The climate tech funding boom of the early 2020s may be hobbling investors in 2025.
Hans Kobler, founder of Energy Impact Partners, says the climate investment sector is in the midst of a necessary course correction — one that could ultimately help balance out current political and cultural headwinds.
“We just went through a hype cycle of over-enthusiasm fueled by too much desire to do good, and too little foundation in reality,” Kobler said. “When things were good people got too excited, and now interest rates went up, we had unprecedented turmoil, and now it’s really the other direction, almost a culture war against climate.”
The current backlash, he argued, is a “counter-reaction” to a period of “excesses” in climate investing. “It had gone [a little bit] too far, and now it swings back in the other direction,” he explained. “Our view is it will ultimately swing back into a pragmatic middle sooner or later.”
It’s a take that echoes a broader debate across the clean energy world: whether, in the midst of a second Trump term that’s even less friendly to the sector than the first, it’s time to rethink the tone and tactics of the energy transition. Is it the moment, as New Energy Finance founder Michael Liebreich calls it in his provocative op-ed, for “a pragmatic climate reset”?
For EIP, pragmatism means not getting too caught up in what any one administration has prioritized. “Our preference is to find technology companies that make economic sense…and can profitably be the better solution in the market,” Kobler said. “That’s by far the best.”
In some ways, Kobler believes the “reset” of climate finance that Liebreich calls for is already underway, driven by market economics: higher interest rates are hurting capital-intensive businesses, particularly “pure climate” sectors like renewables and hydrogen, he explained.
After years of abundant capital and generous federal subsidies, many companies became accustomed to the relative ease.

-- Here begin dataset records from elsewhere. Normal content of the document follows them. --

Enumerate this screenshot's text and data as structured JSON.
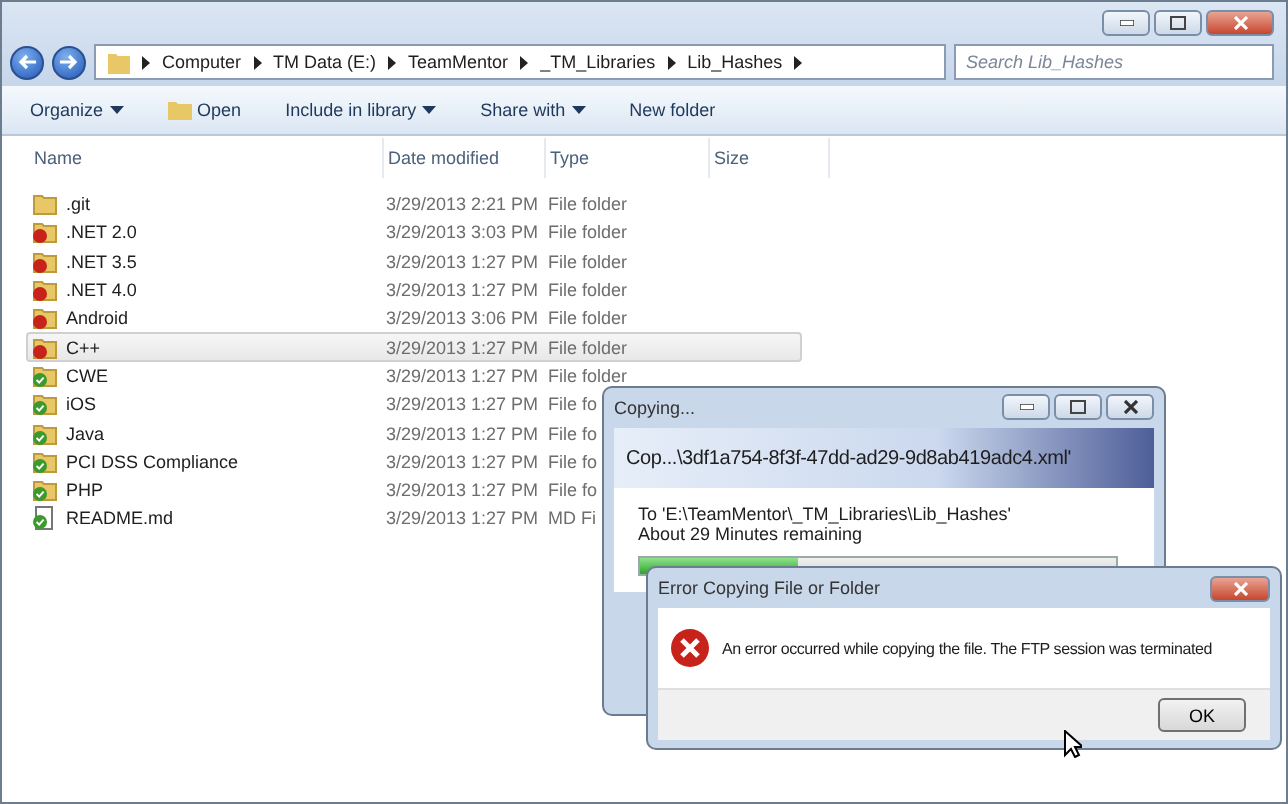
{
  "address_bar": {
    "segments": [
      "Computer",
      "TM Data (E:)",
      "TeamMentor",
      "_TM_Libraries",
      "Lib_Hashes"
    ]
  },
  "search": {
    "placeholder": "Search Lib_Hashes"
  },
  "toolbar": {
    "items": [
      {
        "label": "Organize",
        "dropdown": true,
        "kind": "menu"
      },
      {
        "label": "Open",
        "dropdown": false,
        "kind": "open"
      },
      {
        "label": "Include in library",
        "dropdown": true,
        "kind": "menu"
      },
      {
        "label": "Share with",
        "dropdown": true,
        "kind": "menu"
      },
      {
        "label": "New folder",
        "dropdown": false,
        "kind": "menu"
      }
    ]
  },
  "table": {
    "columns": [
      "Name",
      "Date modified",
      "Type",
      "Size"
    ],
    "rows": [
      {
        "name": ".git",
        "date": "3/29/2013 2:21 PM",
        "type": "File folder",
        "kind": "folder",
        "selected": false
      },
      {
        "name": ".NET 2.0",
        "date": "3/29/2013 3:03 PM",
        "type": "File folder",
        "kind": "folder-conflict",
        "selected": false
      },
      {
        "name": ".NET 3.5",
        "date": "3/29/2013 1:27 PM",
        "type": "File folder",
        "kind": "folder-conflict",
        "selected": false
      },
      {
        "name": ".NET 4.0",
        "date": "3/29/2013 1:27 PM",
        "type": "File folder",
        "kind": "folder-conflict",
        "selected": false
      },
      {
        "name": "Android",
        "date": "3/29/2013 3:06 PM",
        "type": "File folder",
        "kind": "folder-conflict",
        "selected": false
      },
      {
        "name": "C++",
        "date": "3/29/2013 1:27 PM",
        "type": "File folder",
        "kind": "folder-conflict",
        "selected": true
      },
      {
        "name": "CWE",
        "date": "3/29/2013 1:27 PM",
        "type": "File folder",
        "kind": "folder-synced",
        "selected": false
      },
      {
        "name": "iOS",
        "date": "3/29/2013 1:27 PM",
        "type": "File fo",
        "kind": "folder-synced",
        "selected": false
      },
      {
        "name": "Java",
        "date": "3/29/2013 1:27 PM",
        "type": "File fo",
        "kind": "folder-synced",
        "selected": false
      },
      {
        "name": "PCI DSS Compliance",
        "date": "3/29/2013 1:27 PM",
        "type": "File fo",
        "kind": "folder-synced",
        "selected": false
      },
      {
        "name": "PHP",
        "date": "3/29/2013 1:27 PM",
        "type": "File fo",
        "kind": "folder-synced",
        "selected": false
      },
      {
        "name": "README.md",
        "date": "3/29/2013 1:27 PM",
        "type": "MD Fi",
        "kind": "file-synced",
        "selected": false
      }
    ]
  },
  "copy_dialog": {
    "title": "Copying...",
    "file": "Cop...\\3df1a754-8f3f-47dd-ad29-9d8ab419adc4.xml'",
    "destination": "To 'E:\\TeamMentor\\_TM_Libraries\\Lib_Hashes'",
    "remaining": "About 29 Minutes remaining",
    "level": 0.33
  },
  "error_dialog": {
    "title": "Error Copying File or Folder",
    "message": "An error occurred while copying the file. The FTP session was terminated",
    "button": "OK"
  }
}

Now, they’re not necessarily equipped to adapt as financing costs go up and political support fades. “Once you’re used to getting a lot of money, you generally spend a lot of money,” Kobler said. “It’s very difficult to slim down afterwards.”
But the reset isn’t just underway for climate startups; it’s a particularly challenging time for venture firms to be raising money as well, Kobler acknowledged.
In September 2023, as the climate “hype cycle” crested, EIP set out to raise $1.5 billion for its third flagship fund. The firm closed that round earlier this month at $1.36 billion, after two years in which the climate tech sector — and the wider economy — experienced a massive pendulum swing.
Kobler declined to comment on whether EIP could have reached its $1.5 billion cap if the fund had been left open longer. Instead, he said, the firm chose to stop raising and start deploying capital, in order to take advantage of low valuations and massive energy needs.
Buying the downturn
In addition to the climate-specific headwinds, there are a few key macro trends dampening investment more broadly, Kobler said.
One issue is that many of the big financial institutions are currently over-allocated in private capital. That’s “one big push down” across all sectors, and stems from the freeze on the IPO and M&A markets: “If you don’t exit, you don’t get the money back to your LPs, and they say ‘I’ve got to wait until you send me the money back,’” he said.
What little money those institutions do have left for private capital, they’re now “really throwing at AI” in the same way they were funding climate three years ago.
At the same time, now armed with $1.36 billion dollars, Kobler said EIP is in a prime position to make money at the convergence of low valuations, regulatory turmoil, and massive pressure to get speed to power. “You put [those] together in a box, and somebody will make money,” he explained.
Kobler pushed back against the suggestion that EIP’s third fund — $140 million short of its goal — was disappointing, pointing to its relative size (nearly 40% larger than the firm’s last fund) against the backdrop of significantly dampened fundraising environment for all stages of capital. On top of that, he added, “valuations are down 40% or 50%, and competition is down 70%, so I think that’s plenty to work with!”
EIP is pretty sure the market is at the beginning of a “long, long expansion,” regardless of whether the AI boom turns out to be a hype cycle. “Never, in 25 years in this sector, has there been anything close to the growth that we are seeing here across the board,” Kobler said. “We’ve never seen as much new innovation coming into the market.”
That said, the U.S.’s role in that expansion may be limited by the political context, in scope if not in impact. There are certainly technologies that will have a very hard time getting over the “profitability hurdle” without government support, which is something that China is doing “really well” and the U.S. is currently pulling back from.
“The U.S. is an incredible think tank, an innovation think tank, but it’s not necessarily the workbench to scale the manufacturing,” Kobler said.